Opinion: Social Security numbers are a nightmare in action

Social Security cards - Public Domain

Little has changed since the Equifax breach of 2017 when attackers compromised the Social Security numbers of nearly 145.5 million Americans. A 2015 NPR study found that around 60-80 percent of all SSNs have been lost to hackers, and identity theft has been on the rise during the COVID-19 pandemic due to increased unemployment fraud and IRS-related scams.

Social Security numbers were introduced in the 1930s by the Social Security Administration and were originally intended to track worker contributions to a national retirement fund. Until 1972, Social Security cards were explicitly printed “not for identification.” Now, 9-digit SSNs are used by countless industries, including banks, credit card companies, auto lenders, and government agencies, to identify and authenticate people’s data. This system relies on keeping your SSN a secret—no easy task when potentially 80 percent of SSNs have already been compromised by hackers. And once data is stolen and distributed, it’s nearly impossible to recover. “A Social Security number was never intended to act as a security mechanism,” said James Scott, a senior fellow with the Institute for Critical Infrastructure Technology. “SSNs were introduced as identifiers, and organizations eventually employed them as a convenient, if not insecure control for identifying, cataloging, and authenticating consumers.

“Simply put, Social Security numbers are not secure and were never meant to authenticate data subjects.”

Transitioning 300 million Americans away from this system will be vastly difficult. Developing a new digital authentication and identification to be used throughout government, financial, and healthcare industries and private institutions is inevitably resource-intensive. The process of implementing a new solution and the liminal space can create an opportunity for unforeseen vulnerabilities in the new system—not to mention that many Americans don’t have easy access to broadband internet connection or computers. There are over 300 million SSN holders in the United States, and everyone would need to invest time in the transition for it to be effective. The SSN has failed as an authenticator and needs a secure replacement, but a new system can’t be rolled out overnight.
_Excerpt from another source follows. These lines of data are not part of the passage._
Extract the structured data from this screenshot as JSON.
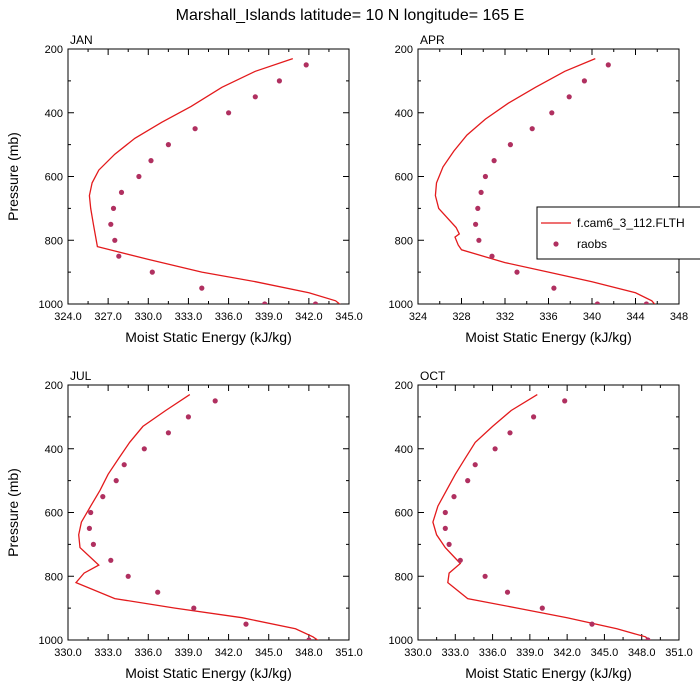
{
  "title": "Marshall_Islands  latitude= 10 N longitude= 165 E",
  "colors": {
    "model": "#e31a1c",
    "obs": "#b03060",
    "axis": "#000000"
  },
  "legend": {
    "model_label": "f.cam6_3_112.FLTH",
    "obs_label": "raobs"
  },
  "chart_data": [
    {
      "type": "line",
      "panel": "JAN",
      "title": "JAN",
      "xlabel": "Moist Static Energy (kJ/kg)",
      "ylabel": "Pressure (mb)",
      "xlim": [
        324,
        345
      ],
      "ylim": [
        1000,
        200
      ],
      "xticks": [
        324,
        327,
        330,
        333,
        336,
        339,
        342,
        345
      ],
      "xtick_labels": [
        "324.0",
        "327.0",
        "330.0",
        "333.0",
        "336.0",
        "339.0",
        "342.0",
        "345.0"
      ],
      "yticks": [
        200,
        400,
        600,
        800,
        1000
      ],
      "ytick_labels": [
        "200",
        "400",
        "600",
        "800",
        "1000"
      ],
      "series": [
        {
          "name": "f.cam6_3_112.FLTH",
          "kind": "line",
          "x": [
            340.8,
            338.0,
            335.5,
            333.2,
            331.0,
            329.0,
            327.5,
            326.3,
            325.8,
            325.6,
            325.7,
            325.9,
            326.2,
            330.0,
            334.0,
            338.0,
            342.0,
            344.0,
            344.6
          ],
          "y": [
            230,
            270,
            320,
            380,
            430,
            480,
            530,
            580,
            620,
            660,
            700,
            750,
            820,
            860,
            900,
            930,
            965,
            990,
            1010
          ]
        },
        {
          "name": "raobs",
          "kind": "scatter",
          "x": [
            341.8,
            339.8,
            338.0,
            336.0,
            333.5,
            331.5,
            330.2,
            329.3,
            328.0,
            327.4,
            327.2,
            327.5,
            327.8,
            330.3,
            334.0,
            338.7,
            342.5
          ],
          "y": [
            250,
            300,
            350,
            400,
            450,
            500,
            550,
            600,
            650,
            700,
            750,
            800,
            850,
            900,
            950,
            1000,
            1000
          ]
        }
      ]
    },
    {
      "type": "line",
      "panel": "APR",
      "title": "APR",
      "xlabel": "Moist Static Energy (kJ/kg)",
      "ylabel": "",
      "xlim": [
        324,
        348
      ],
      "ylim": [
        1000,
        200
      ],
      "xticks": [
        324,
        328,
        332,
        336,
        340,
        344,
        348
      ],
      "xtick_labels": [
        "324",
        "328",
        "332",
        "336",
        "340",
        "344",
        "348"
      ],
      "yticks": [
        200,
        400,
        600,
        800,
        1000
      ],
      "ytick_labels": [
        "200",
        "400",
        "600",
        "800",
        "1000"
      ],
      "series": [
        {
          "name": "f.cam6_3_112.FLTH",
          "kind": "line",
          "x": [
            340.3,
            337.5,
            334.8,
            332.3,
            330.2,
            328.5,
            327.3,
            326.3,
            325.7,
            325.6,
            325.9,
            327.5,
            327.8,
            327.4,
            327.7,
            328.0,
            332.0,
            336.0,
            340.0,
            344.0,
            345.5,
            346.0
          ],
          "y": [
            230,
            270,
            320,
            370,
            420,
            470,
            520,
            570,
            620,
            660,
            700,
            760,
            780,
            790,
            815,
            830,
            870,
            900,
            930,
            965,
            990,
            1010
          ]
        },
        {
          "name": "raobs",
          "kind": "scatter",
          "x": [
            341.5,
            339.3,
            337.9,
            336.3,
            334.5,
            332.5,
            331.0,
            330.2,
            329.8,
            329.5,
            329.3,
            329.6,
            330.8,
            333.1,
            336.5,
            340.5,
            345.0
          ],
          "y": [
            250,
            300,
            350,
            400,
            450,
            500,
            550,
            600,
            650,
            700,
            750,
            800,
            850,
            900,
            950,
            1000,
            1000
          ]
        }
      ]
    },
    {
      "type": "line",
      "panel": "JUL",
      "title": "JUL",
      "xlabel": "Moist Static Energy (kJ/kg)",
      "ylabel": "Pressure (mb)",
      "xlim": [
        330,
        351
      ],
      "ylim": [
        1000,
        200
      ],
      "xticks": [
        330,
        333,
        336,
        339,
        342,
        345,
        348,
        351
      ],
      "xtick_labels": [
        "330.0",
        "333.0",
        "336.0",
        "339.0",
        "342.0",
        "345.0",
        "348.0",
        "351.0"
      ],
      "yticks": [
        200,
        400,
        600,
        800,
        1000
      ],
      "ytick_labels": [
        "200",
        "400",
        "600",
        "800",
        "1000"
      ],
      "series": [
        {
          "name": "f.cam6_3_112.FLTH",
          "kind": "line",
          "x": [
            339.1,
            337.3,
            335.6,
            334.6,
            333.8,
            333.0,
            332.4,
            331.7,
            331.0,
            330.8,
            330.9,
            332.3,
            331.2,
            330.6,
            333.5,
            338.0,
            343.0,
            347.0,
            348.3,
            349.0
          ],
          "y": [
            230,
            280,
            330,
            380,
            430,
            480,
            530,
            580,
            630,
            670,
            710,
            765,
            790,
            820,
            870,
            900,
            930,
            965,
            990,
            1010
          ]
        },
        {
          "name": "raobs",
          "kind": "scatter",
          "x": [
            341.0,
            339.0,
            337.5,
            335.7,
            334.2,
            333.6,
            332.6,
            331.7,
            331.6,
            331.9,
            333.2,
            334.5,
            336.7,
            339.4,
            343.3,
            348.0
          ],
          "y": [
            250,
            300,
            350,
            400,
            450,
            500,
            550,
            600,
            650,
            700,
            750,
            800,
            850,
            900,
            950,
            1000
          ]
        }
      ]
    },
    {
      "type": "line",
      "panel": "OCT",
      "title": "OCT",
      "xlabel": "Moist Static Energy (kJ/kg)",
      "ylabel": "",
      "xlim": [
        330,
        351
      ],
      "ylim": [
        1000,
        200
      ],
      "xticks": [
        330,
        333,
        336,
        339,
        342,
        345,
        348,
        351
      ],
      "xtick_labels": [
        "330.0",
        "333.0",
        "336.0",
        "339.0",
        "342.0",
        "345.0",
        "348.0",
        "351.0"
      ],
      "yticks": [
        200,
        400,
        600,
        800,
        1000
      ],
      "ytick_labels": [
        "200",
        "400",
        "600",
        "800",
        "1000"
      ],
      "series": [
        {
          "name": "f.cam6_3_112.FLTH",
          "kind": "line",
          "x": [
            339.6,
            337.5,
            336.0,
            334.6,
            333.8,
            333.0,
            332.3,
            331.6,
            331.2,
            331.5,
            332.2,
            333.4,
            332.5,
            332.4,
            334.0,
            338.0,
            342.0,
            346.0,
            348.3,
            349.0
          ],
          "y": [
            230,
            280,
            330,
            380,
            430,
            480,
            530,
            580,
            630,
            670,
            710,
            760,
            790,
            820,
            870,
            900,
            930,
            965,
            990,
            1010
          ]
        },
        {
          "name": "raobs",
          "kind": "scatter",
          "x": [
            341.8,
            339.3,
            337.4,
            336.2,
            334.6,
            334.0,
            332.9,
            332.2,
            332.2,
            332.5,
            333.4,
            335.4,
            337.2,
            340.0,
            344.0,
            348.5
          ],
          "y": [
            250,
            300,
            350,
            400,
            450,
            500,
            550,
            600,
            650,
            700,
            750,
            800,
            850,
            900,
            950,
            1000
          ]
        }
      ]
    }
  ]
}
            “A fundamental right of a human being is to engage in unlinkable activities,” says Emin Gun Sirer, a distributed systems and cryptography researcher at Cornell University. “So if you build an identity registry system that is too powerful, you suddenly find yourself in situations where your activities are always linked. So an identity system should expose linkages where they must legally be exposed—like if I try to get a lot of credit at once. But I should also be able to break that linkage when it need not be there. If I need to prove how old I am to a service, I should be able to just issue them a proof without them knowing anything else about me.”

Sirer is an advocate for an SSN replacement built on the cryptographic process known as a “zero-knowledge proof” for proving that a statement is true without any actual information about the assertion itself. A system utilizing a zero-knowledge proof would authenticate someone without knowing their identity.